| Badan Pendapatan Daerah (Bapenda) Kabupaten Madiun mulai mendistribusikan Surat Pemberitahuan Pajak Terhutang (SPPT) di Kecamatan Wonosar. Foto: Dodik |
Dalam mendistribusikan SPPT itu, Bapenda menggandeng aparat pemungutan PBB mulai dari tingkat desa/kelurahan hingga kecamatan. Jumlah SPPT PBB-P2 yang dibagikan sebanyak 436.038 dengan jumlah pajak terhutang Rp 32,2 Milyar.
Untuk mempermudah Wajib Pajak yang akan melunasi PBB-P2, Bapenda sudah bekerjasama dengan Bank Jatim, Agen Laku Pandai/ BUMDES, Alfamart, Indomart, Tokopedia dan Kantor Pos.
Pembayaran PBB tahun 2026 secara Online dapat dilayani mulai Bulan Maret 2026.

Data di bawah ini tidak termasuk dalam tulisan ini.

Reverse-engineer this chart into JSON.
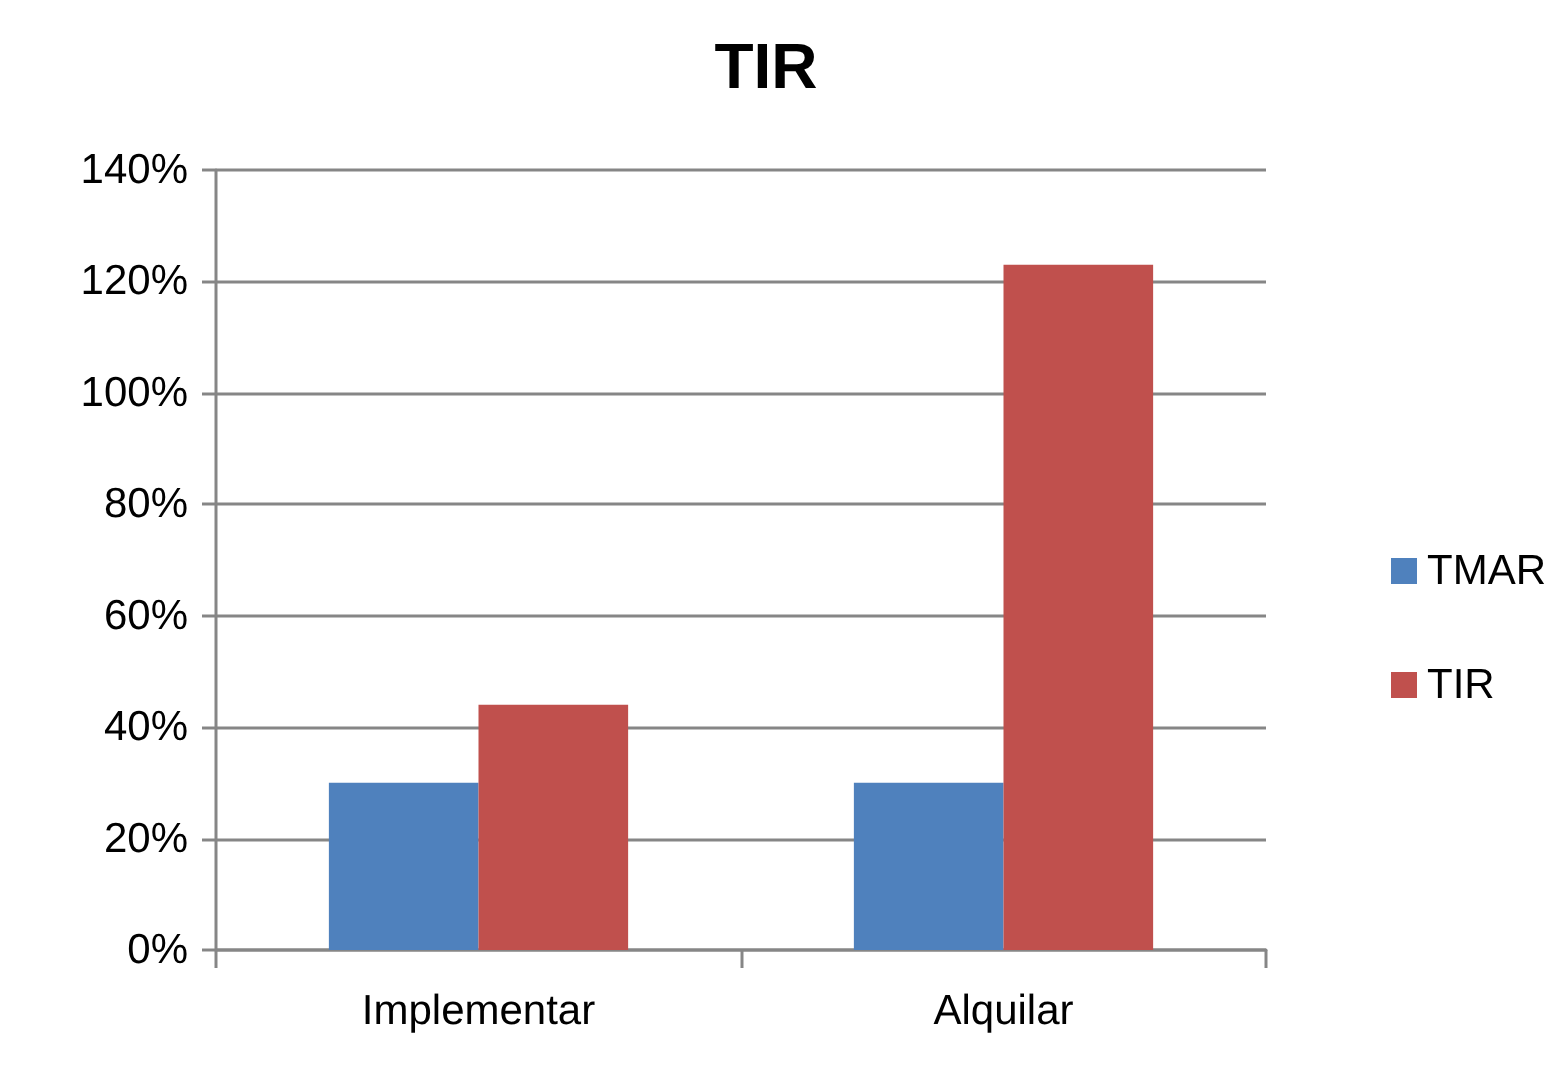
{
  "chart_data": {
    "type": "bar",
    "title": "TIR",
    "categories": [
      "Implementar",
      "Alquilar"
    ],
    "series": [
      {
        "name": "TMAR",
        "color": "#4f81bd",
        "values": [
          30,
          30
        ]
      },
      {
        "name": "TIR",
        "color": "#c0504d",
        "values": [
          44,
          123
        ]
      }
    ],
    "ylim": [
      0,
      140
    ],
    "yticks": [
      {
        "value": 0,
        "label": "0%"
      },
      {
        "value": 20,
        "label": "20%"
      },
      {
        "value": 40,
        "label": "40%"
      },
      {
        "value": 60,
        "label": "60%"
      },
      {
        "value": 80,
        "label": "80%"
      },
      {
        "value": 100,
        "label": "100%"
      },
      {
        "value": 120,
        "label": "120%"
      },
      {
        "value": 140,
        "label": "140%"
      }
    ],
    "grid": "y",
    "legend": "right"
  }
}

Kepala Bapenda, Yudi Hartono, menghimbau agar wajib pajak segera melunasi pajak terhutang mereka sebelum jatuh tempo. Pasalnya, jika belum dibayar sebelum jatuh tempo akan dikenakan denda sesuai pasal 72 ayat 4 Peraturan Pemerintah RI Nomor 35 Tahun 2023.

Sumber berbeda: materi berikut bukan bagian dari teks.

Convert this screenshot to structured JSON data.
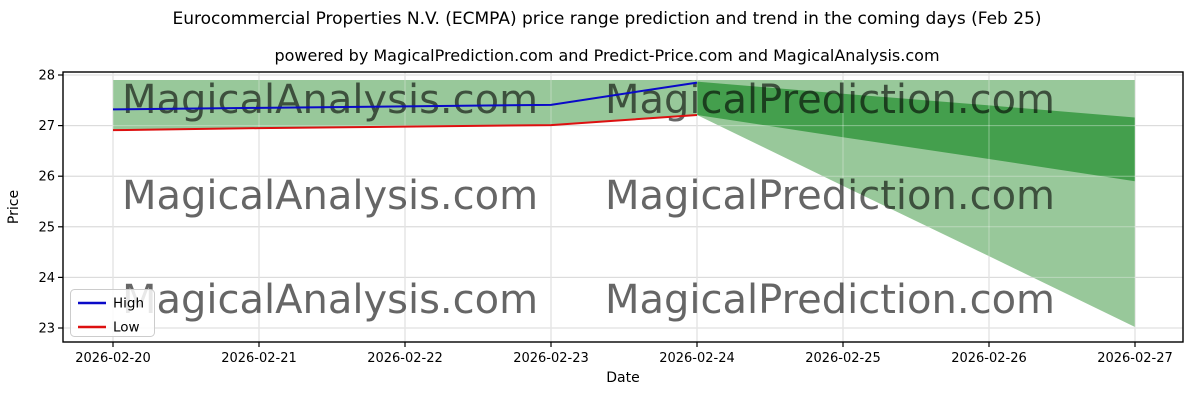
{
  "title": "Eurocommercial Properties N.V. (ECMPA) price range prediction and trend in the coming days (Feb 25)",
  "subtitle": "powered by MagicalPrediction.com and Predict-Price.com and MagicalAnalysis.com",
  "watermarks": {
    "left": "MagicalAnalysis.com",
    "right": "MagicalPrediction.com"
  },
  "colors": {
    "band_light": "#8dc28f",
    "band_dark": "#3f9d49",
    "high_line": "#0a0ac8",
    "low_line": "#dd1010",
    "grid": "#c3c3c3",
    "grid_over_band": "#ffffff",
    "watermark": "#dcdcdc",
    "axis": "#000000",
    "legend_border": "#cccccc"
  },
  "chart_data": {
    "type": "line",
    "title": "Eurocommercial Properties N.V. (ECMPA) price range prediction and trend in the coming days (Feb 25)",
    "xlabel": "Date",
    "ylabel": "Price",
    "grid": true,
    "x_dates": [
      "2026-02-20",
      "2026-02-21",
      "2026-02-22",
      "2026-02-23",
      "2026-02-24",
      "2026-02-25",
      "2026-02-26",
      "2026-02-27"
    ],
    "y_ticks": [
      23,
      24,
      25,
      26,
      27,
      28
    ],
    "ylim": [
      22.72,
      28.06
    ],
    "series": [
      {
        "name": "High",
        "color": "#0a0ac8",
        "x": [
          "2026-02-20",
          "2026-02-21",
          "2026-02-22",
          "2026-02-23",
          "2026-02-24"
        ],
        "values": [
          27.32,
          27.35,
          27.38,
          27.41,
          27.85
        ]
      },
      {
        "name": "Low",
        "color": "#dd1010",
        "x": [
          "2026-02-20",
          "2026-02-21",
          "2026-02-22",
          "2026-02-23",
          "2026-02-24"
        ],
        "values": [
          26.91,
          26.95,
          26.98,
          27.01,
          27.21
        ]
      }
    ],
    "bands": [
      {
        "name": "overall-price-range-band",
        "color": "#8dc28f",
        "opacity": 0.9,
        "x": [
          "2026-02-20",
          "2026-02-21",
          "2026-02-22",
          "2026-02-23",
          "2026-02-24",
          "2026-02-25",
          "2026-02-26",
          "2026-02-27"
        ],
        "upper": [
          27.9,
          27.9,
          27.9,
          27.9,
          27.9,
          27.9,
          27.9,
          27.9
        ],
        "lower": [
          26.91,
          26.95,
          26.98,
          27.01,
          27.21,
          25.81,
          24.42,
          23.02
        ]
      },
      {
        "name": "predicted-trend-band",
        "color": "#3f9d49",
        "opacity": 0.95,
        "x": [
          "2026-02-24",
          "2026-02-25",
          "2026-02-26",
          "2026-02-27"
        ],
        "upper": [
          27.87,
          27.63,
          27.4,
          27.16
        ],
        "lower": [
          27.21,
          26.77,
          26.34,
          25.9
        ]
      }
    ],
    "legend": {
      "position": "lower left",
      "items": [
        {
          "label": "High",
          "color": "#0a0ac8"
        },
        {
          "label": "Low",
          "color": "#dd1010"
        }
      ]
    }
  }
}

"Jatuh tempo pembayaran PBB –P2 tahun 2026 pada tanggal 30 September 2026. Keterlambatan pembayaran PBB-P2 setelah jatuh tempo dikenakan denda 1% (satu persen) setiap bulannya," ujarnya, Jumat (6/3/2026).
Ia juga menyebut, pembayaran PBB-P2 saat ini sudah semakin mudah. Diantaranya bisa melalui non tunai dengan mengunakan Mobile Banking Bank jatim ataupun menggunakan QRIS.
"Bisa langsung ke Teller Bank Jatim, ATM Bank Jatim serta Mobile Banking Bank jatim. Selain itu juga bisa menggunakan QRIS," tutupnya.
Sementara untuk pelayanan objek pajak baru, mutasi/ pecah/ gabung, pembetulan, pembatalan, pembuatan salinan SPPT serta keberatan dan pengurangan, dapat dilaksanakan mulai Bulan Maret sampai dengan Juli 2026.
Pengajuan pelayanan dapat dilakukan melalui loket pelayanan Bapenda di Mal Pelayanan Publik Jl. Alun-alun Utara No. 4 Madiun dan Kantor Badan Pendapatan Daerah Kab. Madiun Jl. Alun – alun Timur No. 3 Caruban, atau secara online dengan mengakses epm.madiunkab.info.